Though I believe this conflict is the unfortunate result of Ukrainians’ stand for dignity over tyranny, Ukrainians have been faced with the personal dilemma of who to believe, who to align themselves with, and whether or not they are willing to place their trust in Russia or the West.
Indeed, there is ample evidence that Ukraine is actively defending itself against organized Russian military units, instead of, as Russia claims, nobly-intentioned rebels.

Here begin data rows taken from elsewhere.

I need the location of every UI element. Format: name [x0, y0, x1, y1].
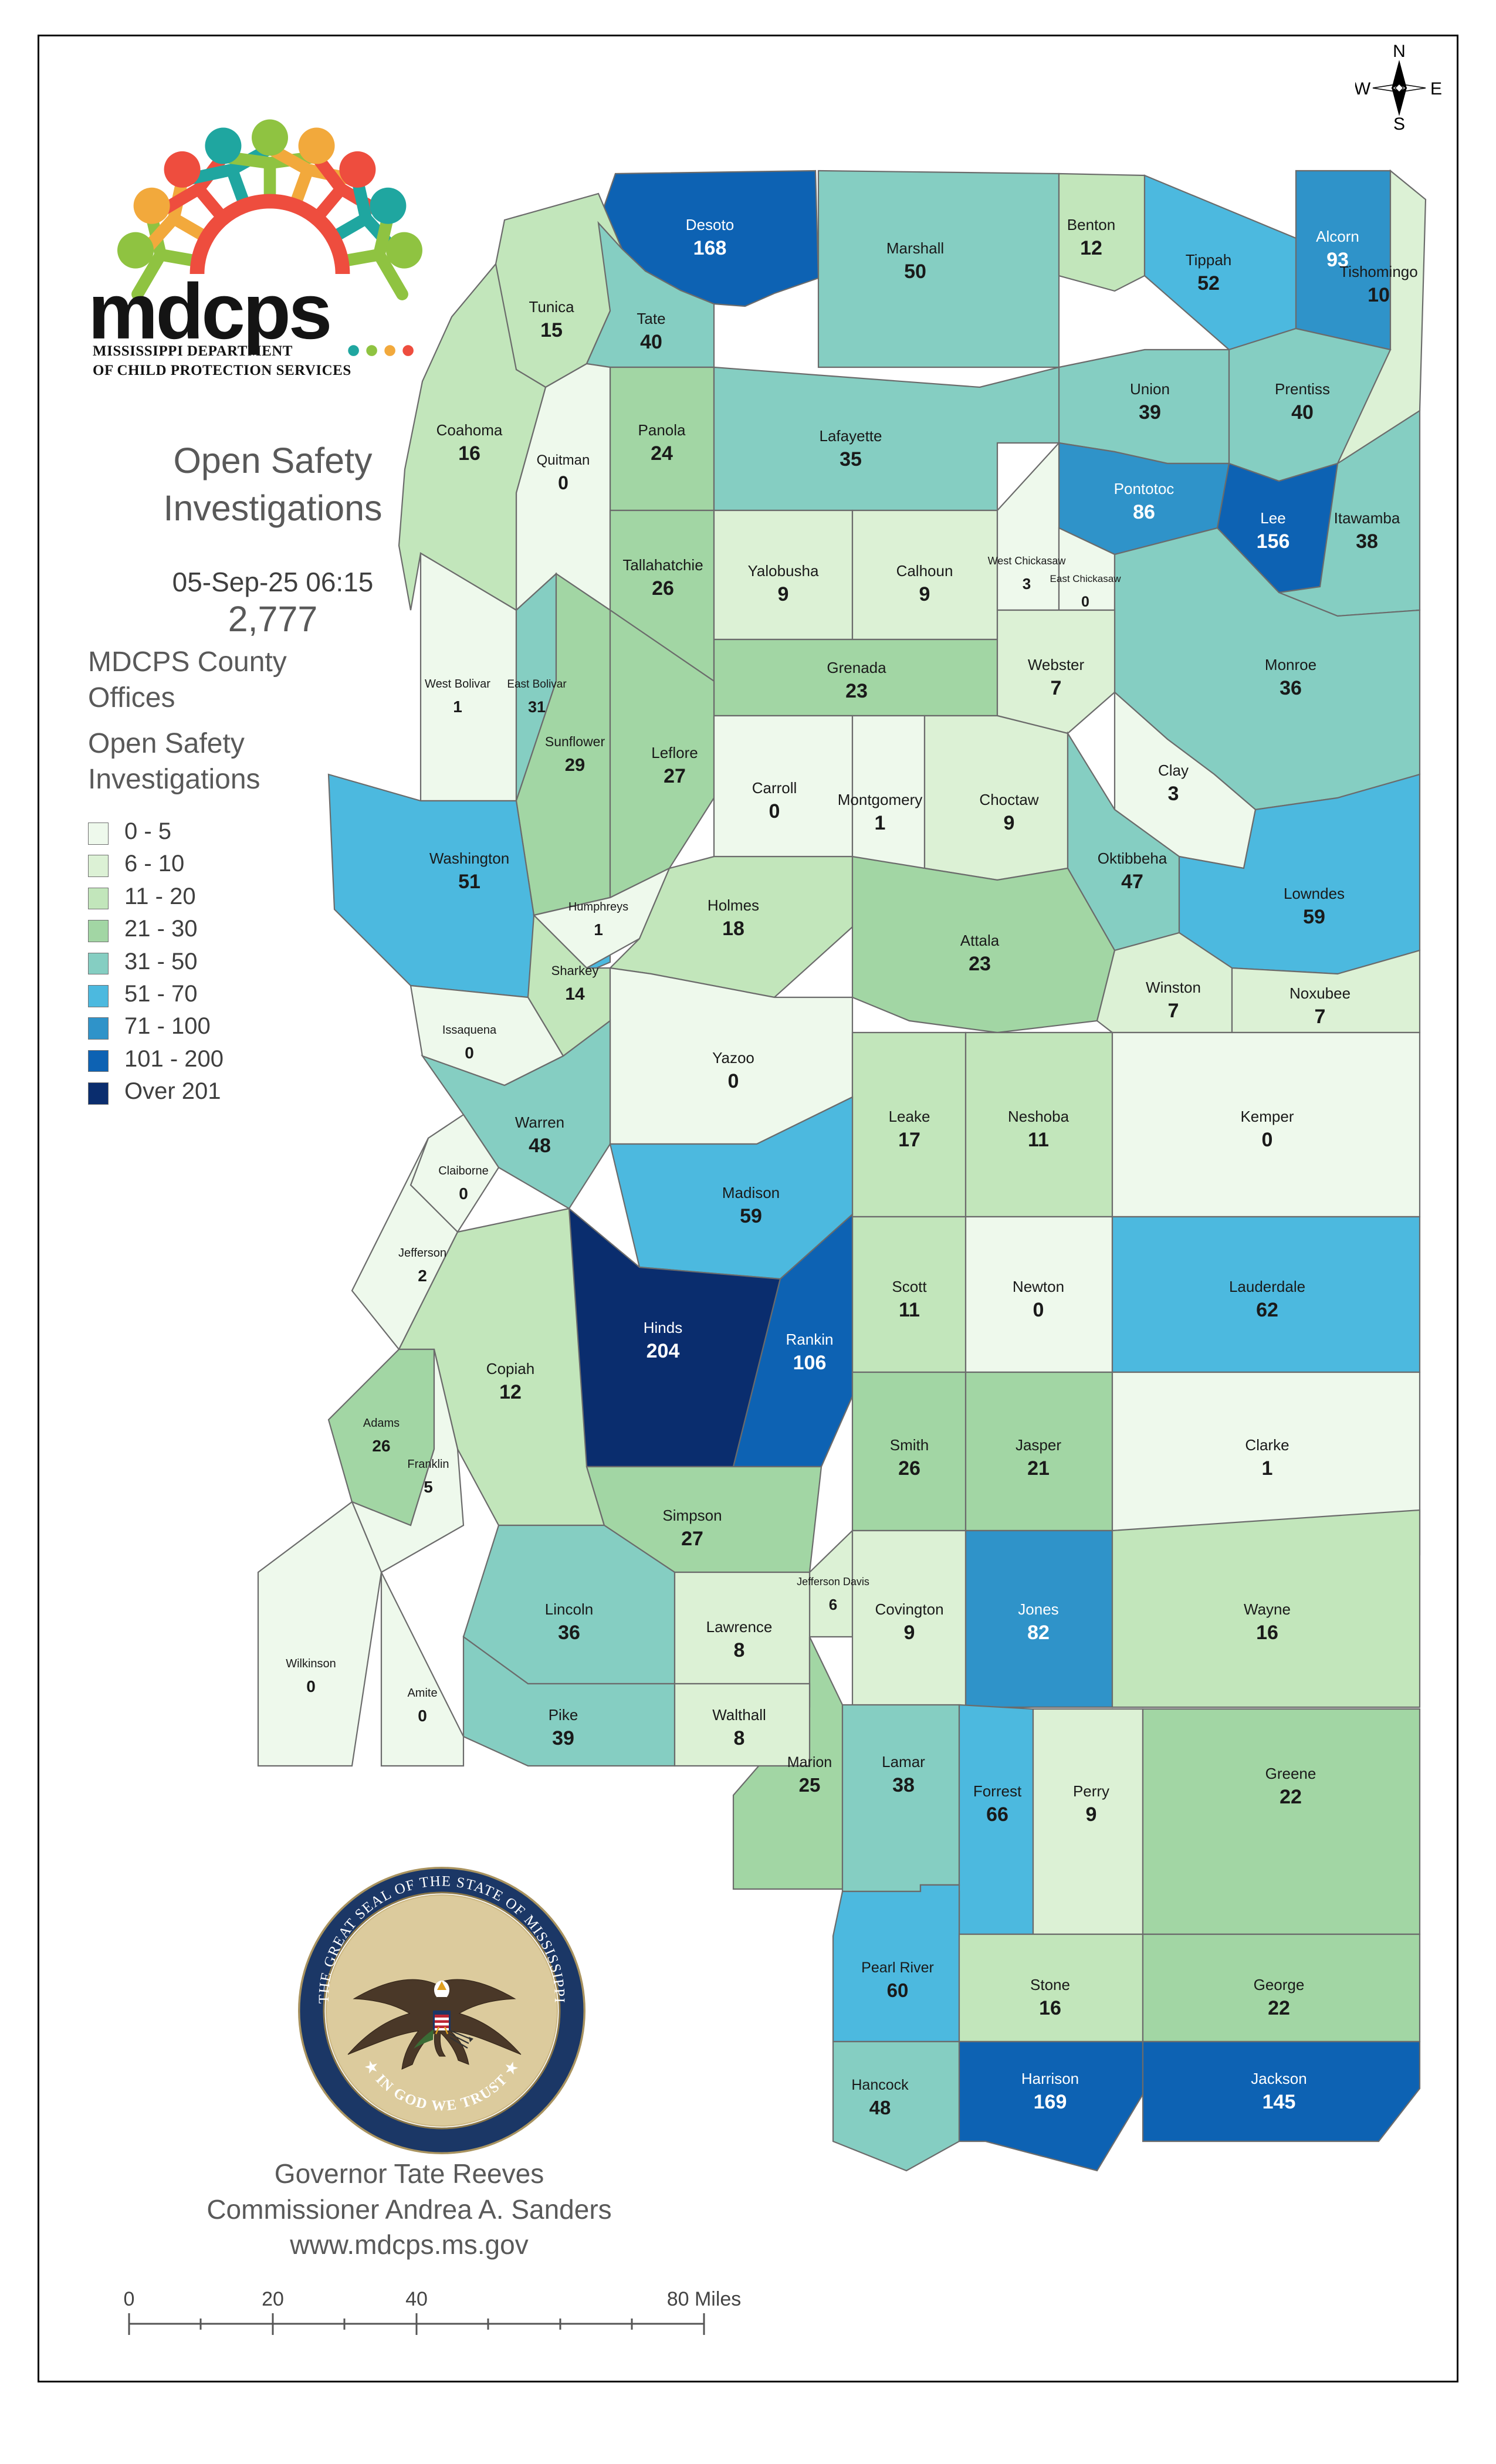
svg-text:W: W — [1355, 79, 1371, 99]
svg-text:0: 0 — [124, 2288, 135, 2310]
svg-text:80 Miles: 80 Miles — [667, 2288, 742, 2310]
svg-text:E: E — [1430, 79, 1442, 99]
svg-text:20: 20 — [262, 2288, 284, 2310]
svg-text:N: N — [1393, 44, 1406, 61]
svg-text:40: 40 — [405, 2288, 428, 2310]
svg-text:S: S — [1393, 114, 1405, 132]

Leviathan, by the words of its own director, and by virtue of being banned and condemned by Russian officials, is an honest depiction of life in Russia under the current regime. It depicts the very Russia Ukrainians are fighting to not be a part of, or even closer to; it shows the path Ukraine was on under Yanukovych.

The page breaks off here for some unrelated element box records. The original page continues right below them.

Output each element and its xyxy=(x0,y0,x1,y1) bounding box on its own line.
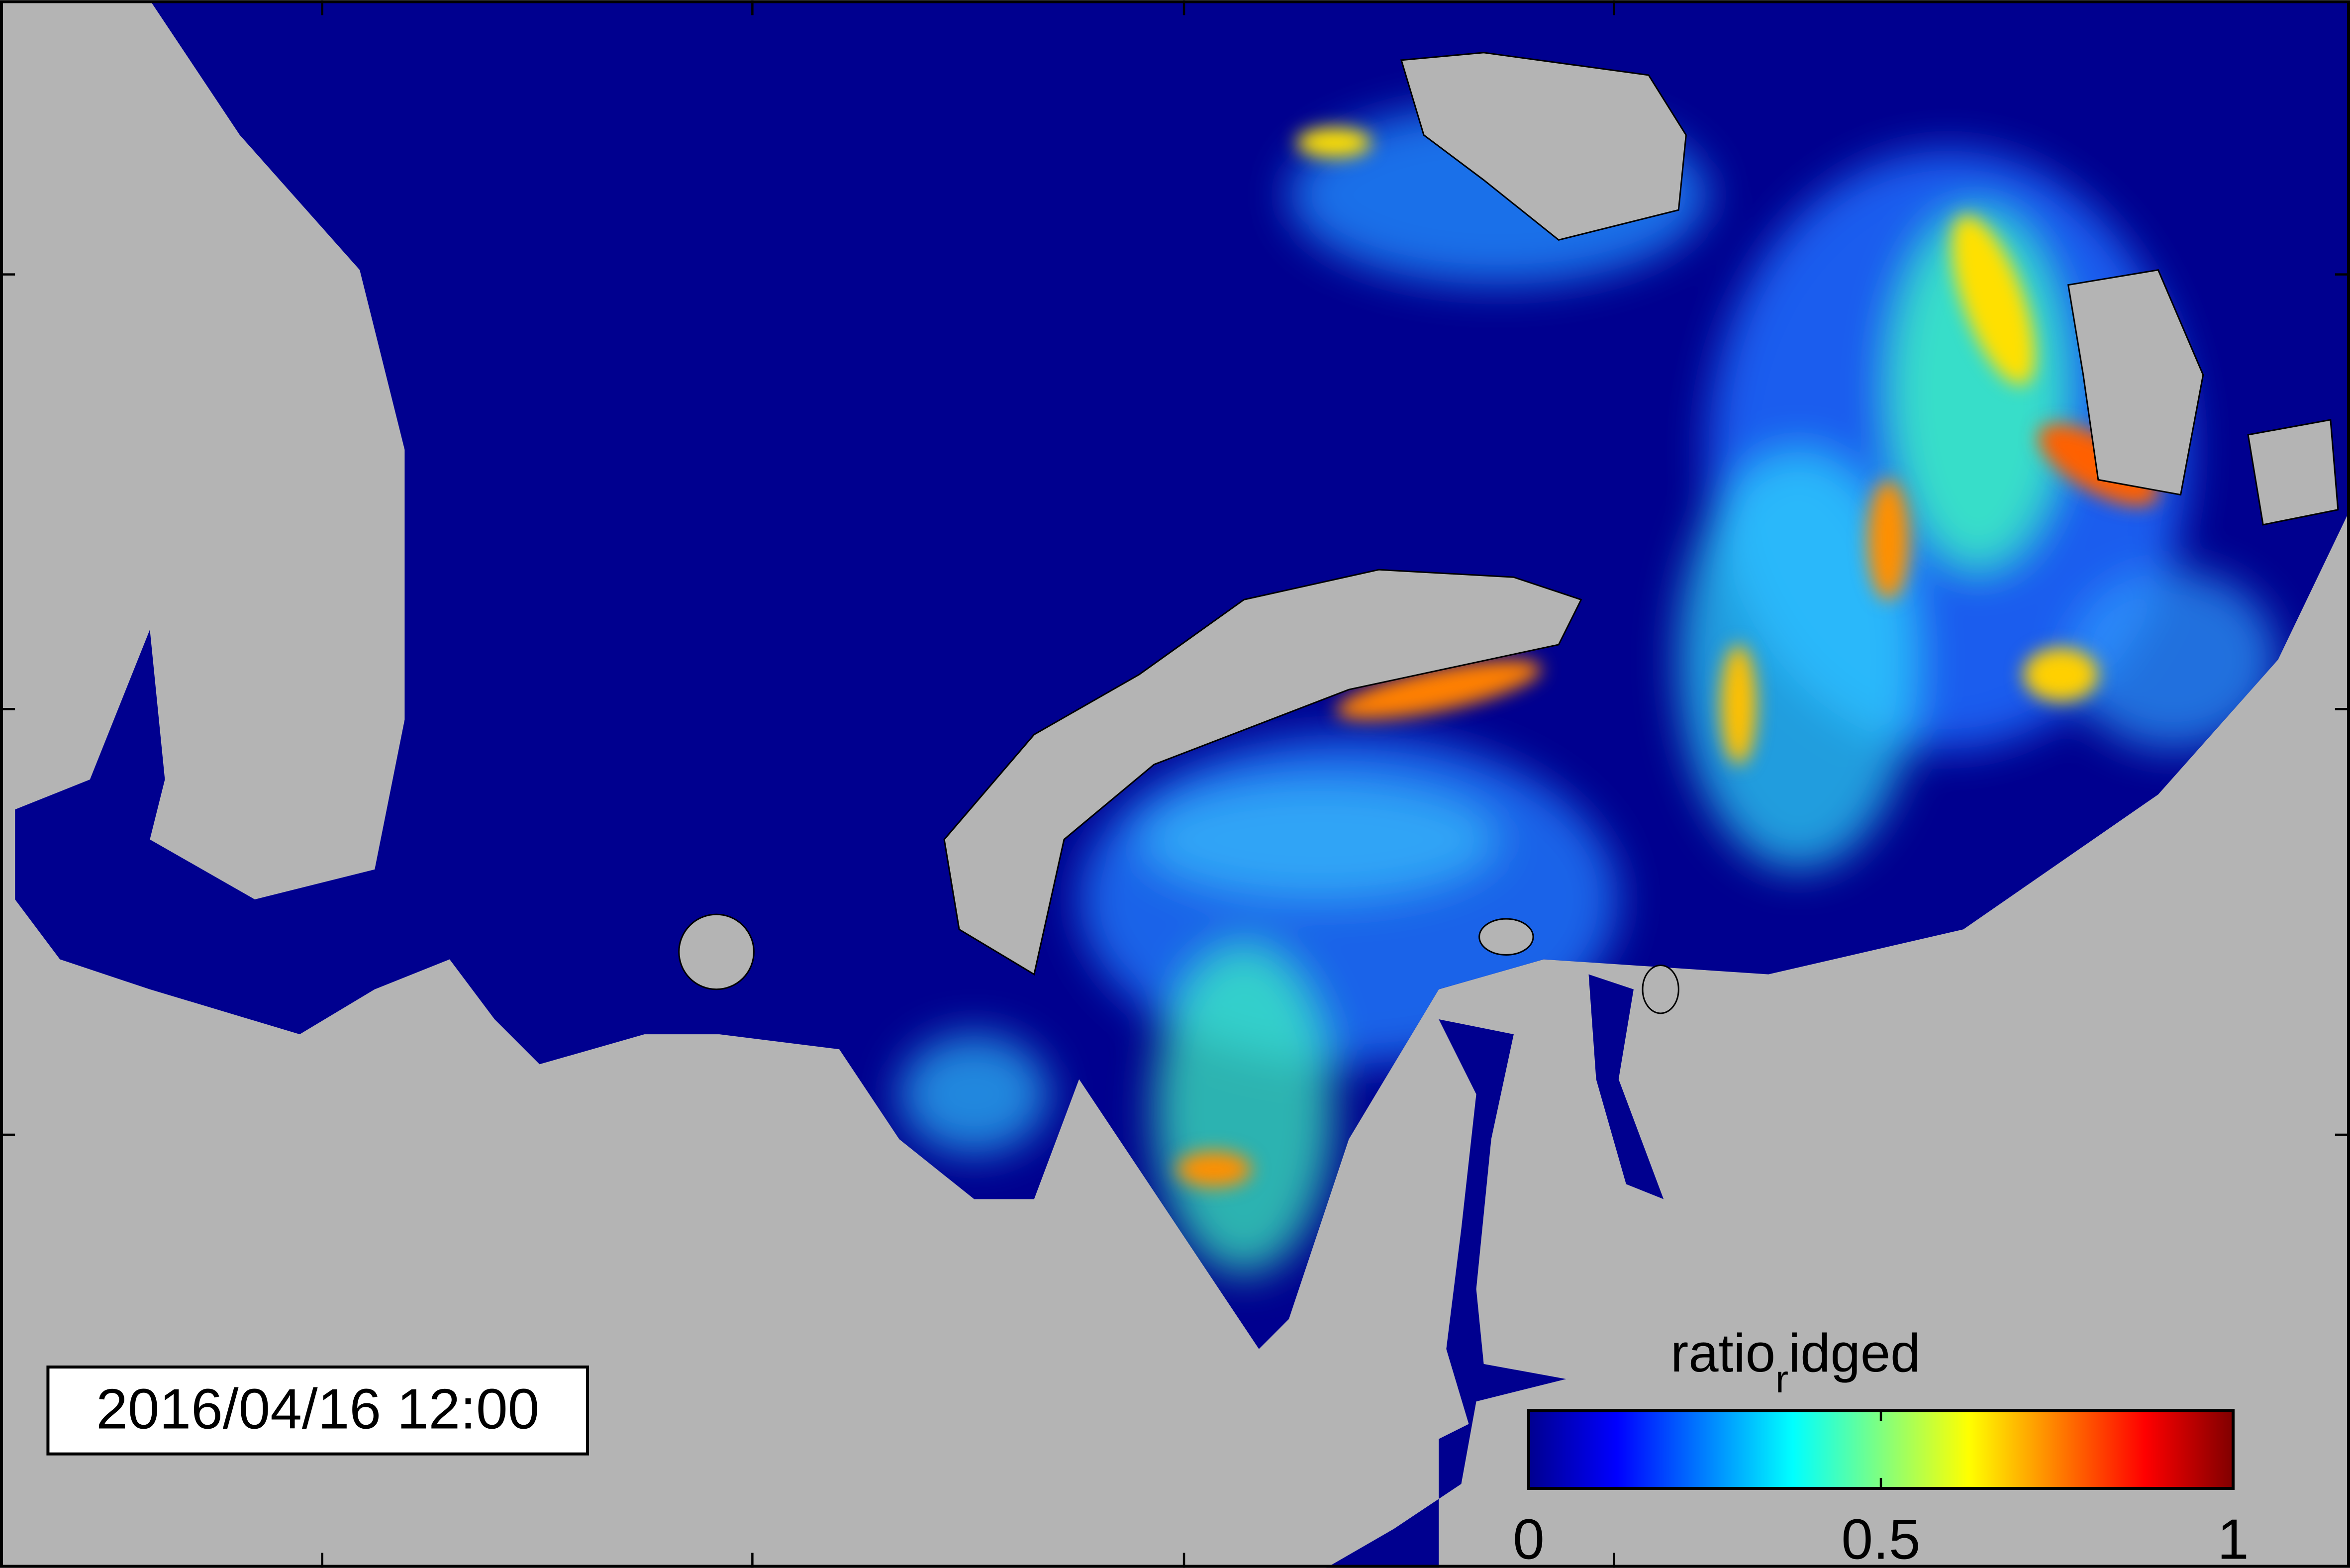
colorbar-scale xyxy=(1527,1409,2235,1490)
river-channel xyxy=(1326,1019,1567,1568)
colorbar-tick-label: 1 xyxy=(2217,1508,2249,1568)
label-subscript: r xyxy=(1775,1357,1788,1401)
timestamp-background xyxy=(46,1365,589,1456)
colorbar-tick-label: 0 xyxy=(1513,1508,1545,1568)
land-islands xyxy=(678,52,2339,1014)
label-base: ratio xyxy=(1670,1323,1775,1383)
colorbar: ratioridged 0 0.5 1 xyxy=(1513,1323,2249,1568)
estuary xyxy=(1588,974,1664,1199)
timestamp-box: 2016/04/16 12:00 xyxy=(46,1365,589,1456)
label-rest: idged xyxy=(1788,1323,1920,1383)
timestamp: 2016/04/16 12:00 xyxy=(96,1377,539,1441)
colorbar-tick-label: 0.5 xyxy=(1841,1508,1920,1568)
colorbar-label: ratioridged xyxy=(1670,1323,1920,1401)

Leviathan is a two-hour testament to what Russia is, and that is something every Ukrainian has to be on the same page with.
Though Zvyagintsev admits the film is partly inspired by the case of Marvin Heemeyer, a Colorado mechanic who was forced out of business by a local city council, the similarities stop there. Leviathan takes on a distinctly Russian character, and is saturated in cynicism harbored in that part of the world for centuries.

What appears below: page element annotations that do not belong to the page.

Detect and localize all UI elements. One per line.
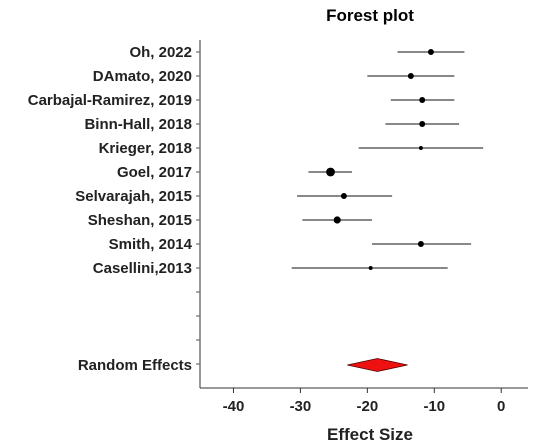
effect-point (418, 146, 423, 150)
effect-point (333, 216, 341, 224)
study-row: Binn-Hall, 2018 (84, 116, 460, 133)
study-label: Smith, 2014 (109, 236, 193, 253)
study-row: Smith, 2014 (109, 236, 472, 253)
study-row: Casellini,2013 (93, 260, 448, 277)
effect-point (326, 167, 335, 177)
study-label: Casellini,2013 (93, 260, 192, 277)
study-label: DAmato, 2020 (93, 68, 192, 85)
effect-point (368, 266, 373, 270)
study-row: DAmato, 2020 (93, 68, 455, 85)
study-label: Goel, 2017 (117, 164, 192, 181)
x-ticks: -40 -30 -20 -10 0 (223, 388, 505, 415)
x-tick-label: -40 (223, 398, 245, 415)
study-row: Sheshan, 2015 (88, 212, 373, 229)
study-row: Goel, 2017 (117, 164, 352, 181)
study-label: Oh, 2022 (129, 44, 192, 61)
effect-point (419, 121, 426, 127)
study-label: Sheshan, 2015 (88, 212, 192, 229)
study-label: Selvarajah, 2015 (75, 188, 192, 205)
summary-diamond (347, 358, 408, 372)
x-tick-label: -10 (423, 398, 445, 415)
x-axis-title: Effect Size (327, 425, 413, 444)
chart-title: Forest plot (326, 6, 414, 25)
study-rows: Oh, 2022 DAmato, 2020 Carbajal-Ramirez, 20… (28, 44, 484, 277)
effect-point (427, 49, 434, 55)
effect-point (417, 241, 424, 247)
x-tick-label: -20 (357, 398, 379, 415)
study-row: Selvarajah, 2015 (75, 188, 393, 205)
study-label: Krieger, 2018 (99, 140, 192, 157)
study-row: Krieger, 2018 (99, 140, 484, 157)
x-tick-label: -30 (290, 398, 312, 415)
study-label: Binn-Hall, 2018 (84, 116, 192, 133)
study-label: Carbajal-Ramirez, 2019 (28, 92, 192, 109)
study-row: Oh, 2022 (129, 44, 465, 61)
y-tick-marks (196, 51, 200, 365)
x-tick-label: 0 (497, 398, 505, 415)
effect-point (340, 193, 347, 199)
effect-point (419, 97, 426, 103)
summary-label: Random Effects (78, 357, 192, 374)
summary-row: Random Effects (78, 357, 408, 374)
study-row: Carbajal-Ramirez, 2019 (28, 92, 455, 109)
effect-point (407, 73, 414, 79)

We, who have the benefit of living or growing up in the United States and see Ukraine and Russia during periodic visits, don’t need to dig very deeply to see where life is better, or where the standards of living are higher. The tragedy is, that many people still believe that Russia holds a match to the West’s ability to do good. Many countries like Poland and the Czech Republic that had previously been behind the iron curtain have managed in only a few decades to throw out most of the Soviet world’s baggage by accepting Western values and standards of living.
Of course, we cannot ignore the West’s imperfections and record of its own wrongdoing, but I strongly believe the West strives to learn and grow from its own mistakes. Leviathan proves that Russia is where short term memory is the best policy.
In fact, we in the West have found corruption narratives to be so compelling, and have internalized its self-criticism to the point that there’s almost a niche genre for them. Audiences have embraced depictions of Western corruption in shows like Netflix’s House of Cards, about a corrupt politician in the high echelons of the United States government, or HBO’s The Wire, which paints a bleak portrait of Baltimore’s law enforcement system. Leviathan, however, depicts Putin’s Russia as institutionally corrupt everywhere you look.
While the media’s portrayal of Western corruption inevitably has corrupt government pitted against good government, Leviathan shows no light at the end of the tunnel for goodness to ever prevail in Russia’s government.
The concept that depicting Russian corruption for sake of compelling storytelling is so taboo that Russia’s Foreign Minister, Vladimir Medinsky denied the film depicted any fair representation of Russia, leading to a de-facto ban on the film veiled under a new foul-language ban in Russian movies. Medinsky then went ahead to propose new regulations on films that “defile national culture.”
Zvyagintsev is so convinced of his story’s significance, that he even encouraged the public to illegally download the movie, with as many as four million people taking up his offer.
The genius of Leviathan is that it depicts a breaking point for people who have survived regime after regime. Leviathan is what happens when survivors are tired of just getting by. Ukrainians shouldn’t have to survive as Russians have had to. Ukraine should thrive as a Western society.